During S&P Global Ratings' 2020 Virtual Insurance Conference, life insurance executives said efforts toward digitization have been rapidly accelerated, leading to more digital adoption in the past several months than in the prior several years.
"The biggest pivot that we're seeing right now is that digital is not the enemy of face-to-face distribution," said Manulife Financial Corp. CEO Roy Gori. "I think digital should be and can be seen as a huge enabler to allow for the productivity and efficiency of distribution to connect with customers in more ways."
Digitization also allows for greater efficiency, which can ultimately translate into an ability to drive better margins and go a "long way" to mitigate the impacts of the lower-interest-rate environment, Gori said.
News about the novel coronavirus is everywhere, and it may be causing people to think more about mortality, Massachusetts Mutual Life Insurance Co.
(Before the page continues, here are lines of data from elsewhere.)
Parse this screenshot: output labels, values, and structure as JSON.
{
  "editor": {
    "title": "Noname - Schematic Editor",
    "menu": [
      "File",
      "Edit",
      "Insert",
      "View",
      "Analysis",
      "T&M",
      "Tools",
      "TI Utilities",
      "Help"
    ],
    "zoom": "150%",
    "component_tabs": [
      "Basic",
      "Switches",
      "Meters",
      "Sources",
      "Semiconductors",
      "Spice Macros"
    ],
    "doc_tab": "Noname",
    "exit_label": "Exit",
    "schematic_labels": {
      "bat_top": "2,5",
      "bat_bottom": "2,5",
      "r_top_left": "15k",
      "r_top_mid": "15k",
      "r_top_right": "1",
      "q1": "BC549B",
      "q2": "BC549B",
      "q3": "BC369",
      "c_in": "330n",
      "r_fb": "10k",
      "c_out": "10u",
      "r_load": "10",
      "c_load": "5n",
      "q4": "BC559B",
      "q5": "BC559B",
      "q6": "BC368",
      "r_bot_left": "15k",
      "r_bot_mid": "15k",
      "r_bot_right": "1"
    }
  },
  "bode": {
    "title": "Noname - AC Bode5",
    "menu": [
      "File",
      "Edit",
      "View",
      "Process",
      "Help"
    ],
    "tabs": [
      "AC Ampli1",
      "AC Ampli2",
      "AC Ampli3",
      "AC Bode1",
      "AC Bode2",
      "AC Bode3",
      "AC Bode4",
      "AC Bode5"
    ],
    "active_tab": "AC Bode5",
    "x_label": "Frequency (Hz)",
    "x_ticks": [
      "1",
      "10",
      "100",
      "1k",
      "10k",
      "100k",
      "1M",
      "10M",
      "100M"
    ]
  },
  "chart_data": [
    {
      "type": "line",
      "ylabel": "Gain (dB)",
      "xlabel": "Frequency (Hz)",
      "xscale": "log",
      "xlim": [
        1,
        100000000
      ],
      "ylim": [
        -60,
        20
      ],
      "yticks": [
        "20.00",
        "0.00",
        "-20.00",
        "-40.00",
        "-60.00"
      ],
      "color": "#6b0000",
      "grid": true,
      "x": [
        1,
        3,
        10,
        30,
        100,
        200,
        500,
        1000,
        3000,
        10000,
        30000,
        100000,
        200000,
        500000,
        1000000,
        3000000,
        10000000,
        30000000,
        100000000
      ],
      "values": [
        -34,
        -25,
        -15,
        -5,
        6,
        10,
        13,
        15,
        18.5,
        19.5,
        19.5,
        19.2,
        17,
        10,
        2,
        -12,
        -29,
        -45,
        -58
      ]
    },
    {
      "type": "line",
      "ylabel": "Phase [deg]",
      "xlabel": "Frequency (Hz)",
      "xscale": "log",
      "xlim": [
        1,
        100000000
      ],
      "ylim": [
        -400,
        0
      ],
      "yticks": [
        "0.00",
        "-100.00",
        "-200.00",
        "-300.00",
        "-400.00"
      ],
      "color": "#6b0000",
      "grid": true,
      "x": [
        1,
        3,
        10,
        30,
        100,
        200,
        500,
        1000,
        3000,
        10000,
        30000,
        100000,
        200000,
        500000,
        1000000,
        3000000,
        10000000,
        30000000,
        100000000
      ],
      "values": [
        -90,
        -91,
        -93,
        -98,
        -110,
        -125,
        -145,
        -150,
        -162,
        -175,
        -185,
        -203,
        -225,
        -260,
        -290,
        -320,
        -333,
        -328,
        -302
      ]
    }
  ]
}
CEO Roger Crandall said. According to LIMRA data, the industry has seen its best quarter for term life sales in 12 years, Crandall said, noting that half of MassMutual's policy count ran through a digital platform.
More than 90% of Manulife's products can be sold digitally, Gori added.
Protective Life Corp. CEO Richard Bielen said electronic policy delivery for Protective is up 86% in May compared to January, as buyers show more interest in their products than they have over several years. Regulators are also approving certain products more quickly, he said.
Although mergers and acquisitions activity is largely paused, Bielen said he believes companies will continue to reexamine their businesses and look at what might be most strategic for them.
"As we get through this period of disruption, whether it's later in this year or 2021, I would expect there will be some opportunities to do some things in the M&A space," Bielen said.
Crandall likewise expects M&A activity to pick up again, but he stressed that there first has to be a level of stability in the market.
Although Bielen expects elevated mortality claims during calendar year 2020, he said the pandemic should be mostly an earnings event for the industry, not a balance sheet event. He remains optimistic about the industry's ability to push through the tough times.
That said, he did warn that it may become more difficult for smaller companies to continue operating, especially those that do not have the ability to spread the added fixed costs that are necessary under the conditions of the pandemic as time goes on.